The non-ets collectors look to be useful for automatically scheduling tracing by time of day and duration: see logman’s
-rf options. I confess that I haven’t gotten those to work for me, though.
logman normally only allows you to specify one provider at a time. If you want to merge together the output from multiple providers, you have a few options:
logman updateto add the providers one at a time, as we did above
- Use the
-pfoption to point to a file containing providers, one per line (put the flags right after them, as you would on the
- Use xperf instead of logman. XPerf lets you do
-on provider1:0xff+provider2:0xffff+.... In fact, it gives you several other per-provider configuration options as well, ones that make sense in the manifest-based world.
I haven’t used XPerf’s profiles at all, so I really can’t say anything beyond what
xperf -help profiles tells you.
Early on, I made the claim that there are different types of providers: performance counters, event traces, configuration settings, and alerts. That may be bad terminology: those four can definitely be referred to as things you can put into Data Collector Sets, but “provider” might only refer to event trace providers. I’m not sure.
It looks to me like the configuration settings have been folded up as a provider in Windows Vista and later, at least by looking at
logman query providers Microsoft-Windows-Kernel-Registry
It has keywords for all the different registry key operations. Note that you can see the same data in a more verbose and yuckier format with
wevtutil gp Microsoft-Windows-Kernel-Registry
I have been bad about ignoring the
wevtutil tool, but that’s mostly because I haven’t found it to be useful for much. (I use it to register my custom manifest-based provider, but even then, nothing makes very good use of that registered information.)
Alerts don’t seem to be a source of data so much as something that a logger can emit. If you look at the
logman -h output, you’ll see an example of creating an alert to fire off when too much ‘Processor Time’ is used, whatever that means. Probably the best place to learn about alerts are the perfmon help pages. I’ll ignore them.

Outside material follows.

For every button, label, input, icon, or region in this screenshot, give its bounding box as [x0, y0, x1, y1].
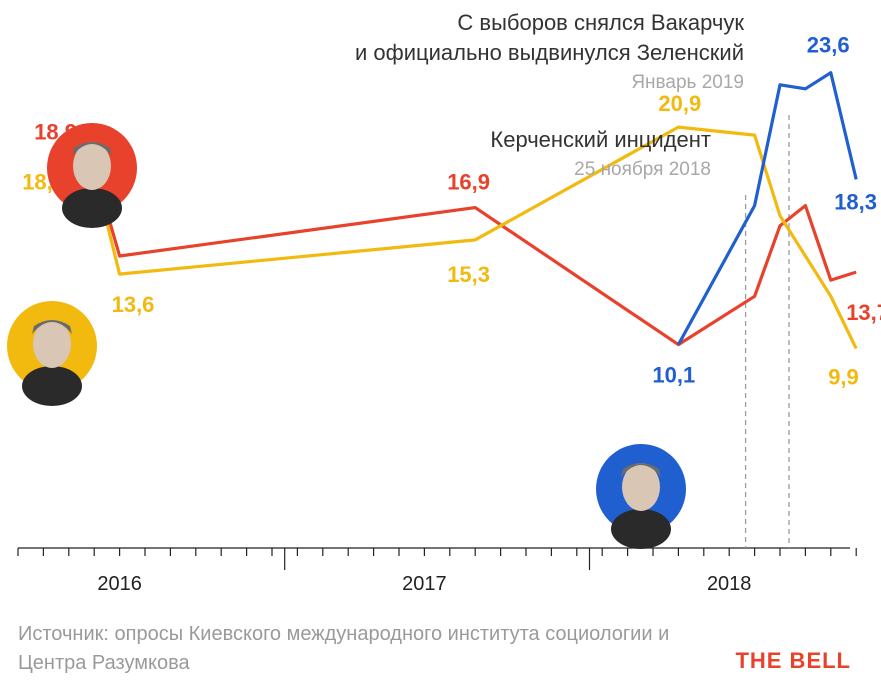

Performance counters sound much more interesting. logman can be used to automate their creation and management, but performance counters depend heavily on knowing what counters are available, so I would recommend using perfmon to deal with them. It provides a UI for selecting from the many, many counters available. It doesn’t seem to provide much assistance for the expression language involved, but once again, I don’t know enough on this topic to be talking. For now, I’ll just point you to perfmon. Perhaps when I start actively using all of this stuff, I’ll have more to say.
There are a lot of people talking about little bits and pieces of ETW on the web. Most weren’t useful for whatever sort of audience I happen to be, but this technet article is a better help message for logman than logman’s own -h output, and the MS forum FAQ is somewhat helpful. The Pigs Can Fly blog has some useful bits in it, from an experienced user, such as this one about using the Windows sample profiler with XPerf.
You’ve probably noticed, but I tend to stick to using
logman rather than
xperf for most things. I just like its syntax better; it seems a little more rational. But there is one really big reason why you’ll probably end up using
xperf in actual practice: stack traces. Unfortunately, I don’t have enough material on that to make up a blog post yet, so I’m going to wait until I get some more experience in analyzing traces and seeing what needs to get into them before writing that part.
Who Cares? or: How to Use Collected Traces
I must apologize for crawling through all of this boring detail on the trace collection side. The only thing interesting about any of this is how you use the collected traces, and I haven’t said anything about that yet.
Well, sorry. That’s for a later article. Partly because this one is already far too long, and partly because I haven’t figured out enough yet to be worth wasting your time reading.